Avacta enters licence agreement with Point Biopharma

By

Sharecast News | 07 Jan, 2021

17:20 03/05/24

  • 45.50
  • -2.15%-1.00
  • Max: 46.50
  • Min: 44.56
  • Volume: 3,142,357
  • MM 200 : 0.68

Cancer therapy and diagnostics developer Avacta Group has entered into a licence agreement with Point Biopharma, it announced on Thursday, to provide access to its ‘preCISION’ technology for the development of tumour-activated radiopharmaceuticals.

The AIM-traded company said the radiopharmaceutical market was expected to grow to $15bn by 2025, adding that there was a “substantial opportunity” to grow faster if safety and tolerability of treatments could be improved.

It described Point Biopharma as a clinical-stage pharmaceutical company, focussed on developing radioligands as precision medicines for the treatment of cancer.

Avacta said its proprietary preCISION chemistry could be used to modify a radioligand drug to form a tumour-activated prodrug.

The prodrug form is inactive in circulation until it enters the tumour micro-environment, where it is activated by an enzyme called fibroblast activation protein (FAP) that is present in high abundance in most solid tumours, but not in healthy tissue.

It explained that its preCISION technology thus had the potential to improve tolerability and achieve better clinical outcomes for patients when compared to standard radiopharmaceuticals, by targeting the radioligand treatment more specifically to cancer cells.

The agreement would provide Point with an exclusive licence to the preCISION technology for use in the first radiopharmaceutical prodrug the company intended to develop, and a non-exclusive licence to the platform for the development of a broader pipeline of FAP-activated radiopharmaceuticals.

Under the terms of the deal, Avacta would receive an upfront fee and development milestones for the first radiopharmaceutical prodrug totalling $9.5m (£6.98m).

It would also receive milestone payments for subsequent radiopharmaceutical prodrugs of up to $8m each, a royalty on sales of FAP-activated radiopharmaceuticals by Point, and a percentage of any sublicensing income received by Point.
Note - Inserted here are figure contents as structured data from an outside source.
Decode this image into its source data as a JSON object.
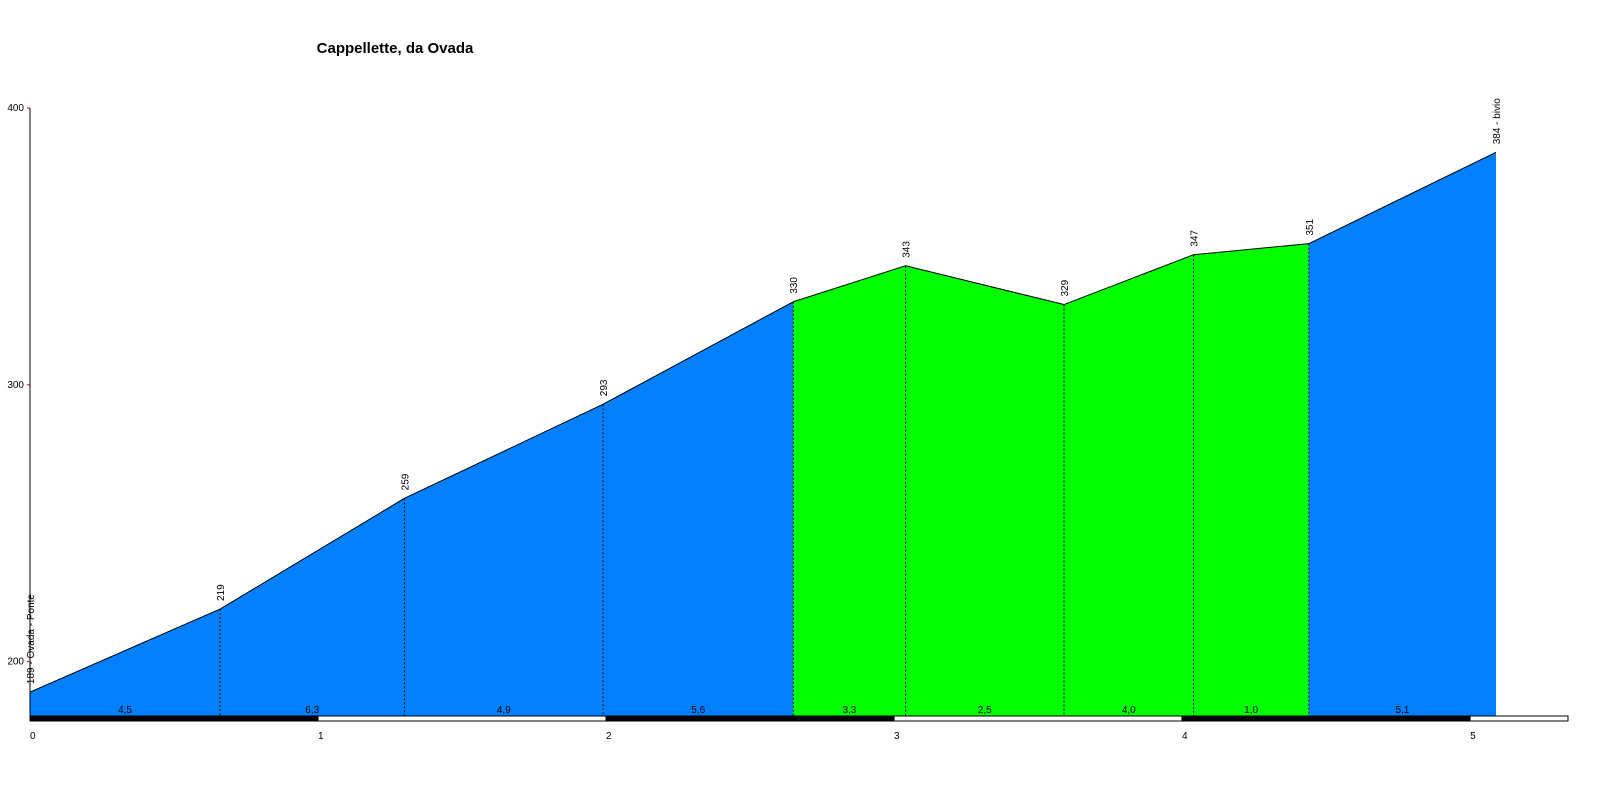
{
  "chart_data": {
    "type": "area",
    "title": "Cappellette, da Ovada",
    "x": [
      0,
      0.66,
      1.3,
      1.99,
      2.65,
      3.04,
      3.59,
      4.04,
      4.44,
      5.09
    ],
    "values": [
      189,
      219,
      259,
      293,
      330,
      343,
      329,
      347,
      351,
      384
    ],
    "value_labels": [
      "189 - Ovada - Ponte",
      "219",
      "259",
      "293",
      "330",
      "343",
      "329",
      "347",
      "351",
      "384 - bivio"
    ],
    "segment_values": [
      4.5,
      6.3,
      4.9,
      5.6,
      3.3,
      2.5,
      4.0,
      1.0,
      5.1
    ],
    "segment_labels": [
      "4,5",
      "6,3",
      "4,9",
      "5,6",
      "3,3",
      "2,5",
      "4,0",
      "1,0",
      "5,1"
    ],
    "segment_colors": [
      "#0080ff",
      "#0080ff",
      "#0080ff",
      "#0080ff",
      "#00ff00",
      "#00ff00",
      "#00ff00",
      "#00ff00",
      "#0080ff"
    ],
    "xlim": [
      0,
      5.34
    ],
    "xticks": [
      0,
      1,
      2,
      3,
      4,
      5
    ],
    "ylim": [
      180,
      400
    ],
    "yticks": [
      200,
      300,
      400
    ]
  }
}
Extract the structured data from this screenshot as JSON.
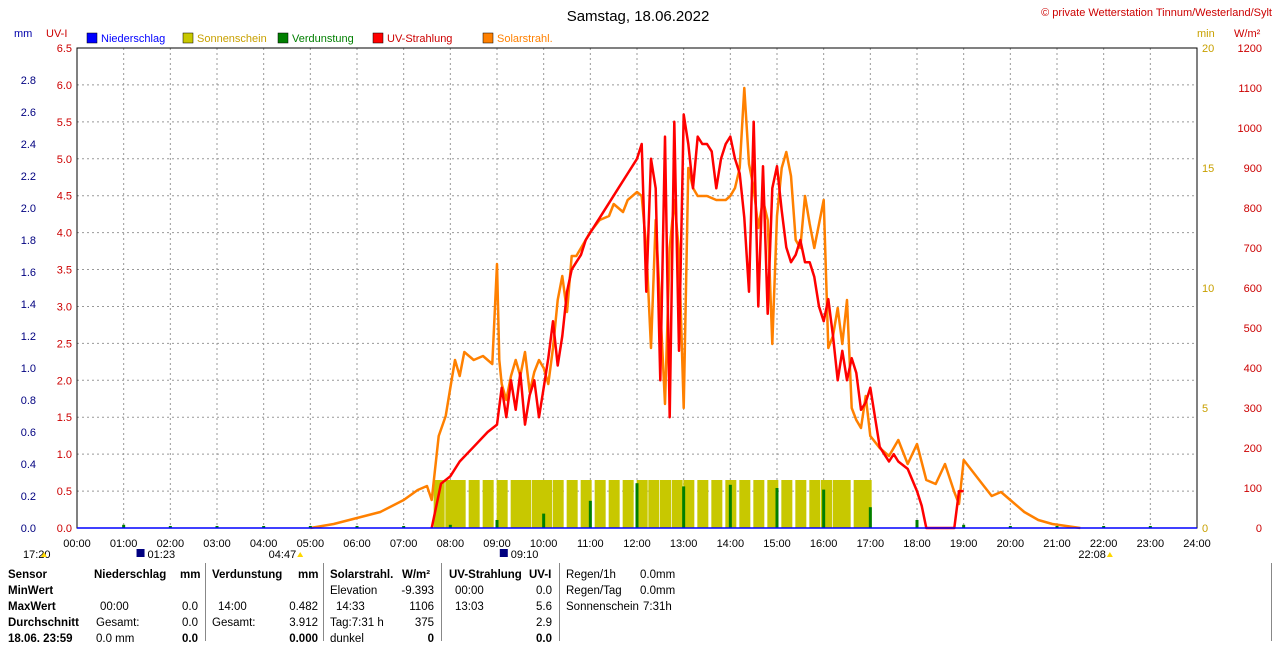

“The clinical and commercial rationale for our preCISION prodrug platform is to improve the safety and efficacy of many existing drugs, as well as generating a pipeline of new and novel cancer therapies,” said chief executive officer Alastair Smith.

“In oncology, we believe that this approach will result in better response rates for monotherapies, and a greater safety margin, to enable their use with a larger patient population and as part of combination therapies.”

Smith said the in-house development of AVA6000 pro-doxorubicin, the first of its preCISION chemotherapy prodrugs for which it recently submitted a clinical trial authorisation filing in the UK to begin clinical trials in 2021, had already generated “significant interest”.

“The potential of the preCISION platform to significantly improve outcomes for patients treated with existing cancer therapies through improved safety, tolerability and dosing regimens is enormous.

“In addition, Avacta is combining the preCISION technology with the ‘Affimer’ platform to create an entirely new class of proprietary TMAC drug conjugates.”

At 0840 GMT, shares in Avacta Group were down 3.43% at 135.2p.